CHICAGO: US corn futures jumped by their daily limit on Monday while wheat futures spiked after hitting 13-1/2-year highs on Friday on concerns that Russia’s attack on Ukraine will continue to disrupt exports from the Black Sea region.
Ukrainian ports will remain closed until Russia’s invasion ends, the head of Ukraine’s Maritime Administration said, adding that the port of Mariupol has sustained damage from Russian shelling.
Fears about damage to Ukraine’s infrastructure also fueled doubts over planting of the country’s 2022 corn crop, grain traders said.

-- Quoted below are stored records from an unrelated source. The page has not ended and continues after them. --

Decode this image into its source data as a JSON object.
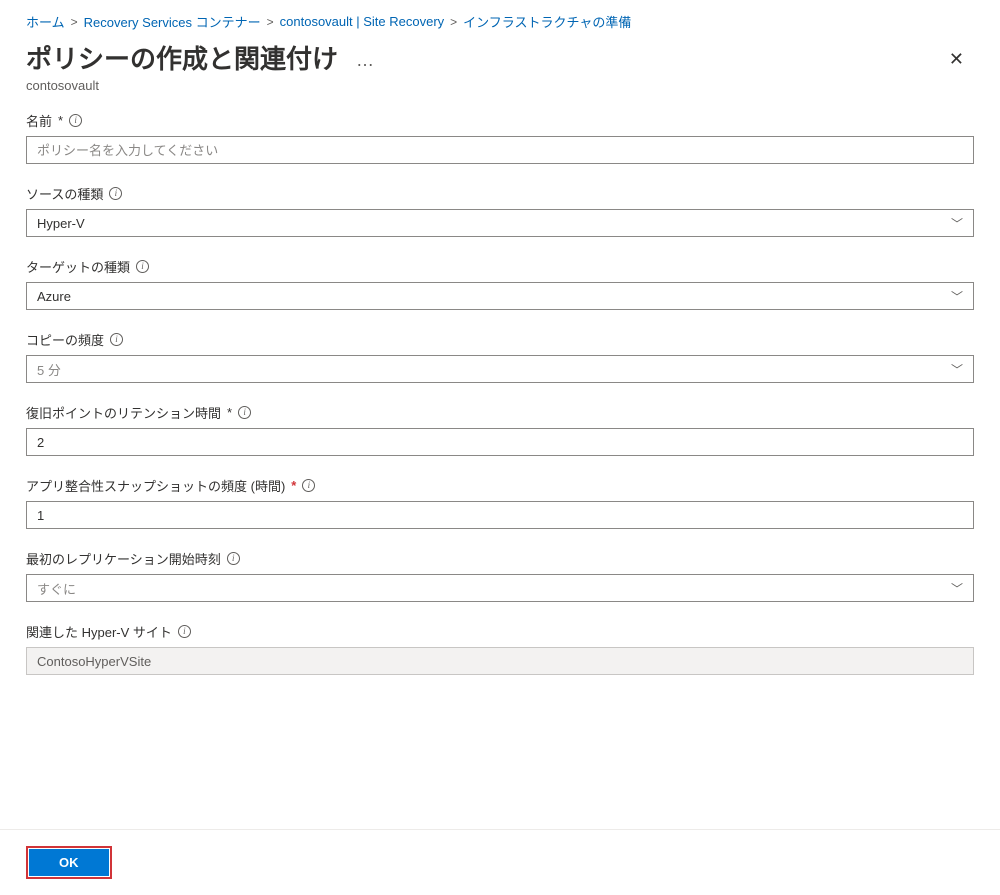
{
  "breadcrumb": {
    "home": "ホーム",
    "vaults": "Recovery Services コンテナー",
    "vault": "contosovault | Site Recovery",
    "prep": "インフラストラクチャの準備"
  },
  "header": {
    "title": "ポリシーの作成と関連付け",
    "ellipsis": "…",
    "subtitle": "contosovault",
    "close": "✕"
  },
  "fields": {
    "name": {
      "label": "名前",
      "req": "*",
      "placeholder": "ポリシー名を入力してください"
    },
    "sourceType": {
      "label": "ソースの種類",
      "value": "Hyper-V"
    },
    "targetType": {
      "label": "ターゲットの種類",
      "value": "Azure"
    },
    "copyFreq": {
      "label": "コピーの頻度",
      "value": "5 分"
    },
    "retention": {
      "label": "復旧ポイントのリテンション時間",
      "req": "*",
      "value": "2"
    },
    "appSnapshot": {
      "label": "アプリ整合性スナップショットの頻度 (時間)",
      "req": "*",
      "value": "1"
    },
    "startTime": {
      "label": "最初のレプリケーション開始時刻",
      "value": "すぐに"
    },
    "site": {
      "label": "関連した Hyper-V サイト",
      "value": "ContosoHyperVSite"
    }
  },
  "footer": {
    "ok": "OK"
  },
  "icons": {
    "info": "i",
    "chevron": "﹀"
  }
}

Russia invaded Ukraine on Feb. 24, calling its actions a “special operation”. Russian forces encountered resistance from Ukrainian troops and civilians on a fifth day of conflict on Monday.
Egypt’s state grains buyer, the General Authority for Supply Commodities, on Monday canceled a second international tender for wheat amid supply uncertainty and market turbulence following the invasion.
Consultancy Strategie Grains said the attack on Ukraine is expected to halt the processing and export of Ukrainian oilseed crops for at least a month.
Most-active wheat futures were up 66-1/2 cents at $9.26-1/4 a bushel by 11:25 a.m. CST (1725 GMT), after reaching a session high of $9.34-3/4. On Friday, the contract touched $9.60-3/4, its highest since summer 2008.
Most-active corn futures climbed the daily 35-cent limit to $6.90-3/4 a bushel, while soybeans were up 65 cents at $16.49-1/2 a bushel.
“The prospects of Black Sea grain flows halted for 1-3 months will attract new buying on breaks,” Rich Feltes, head of market insights for broker RJ O’Brien, said in a note.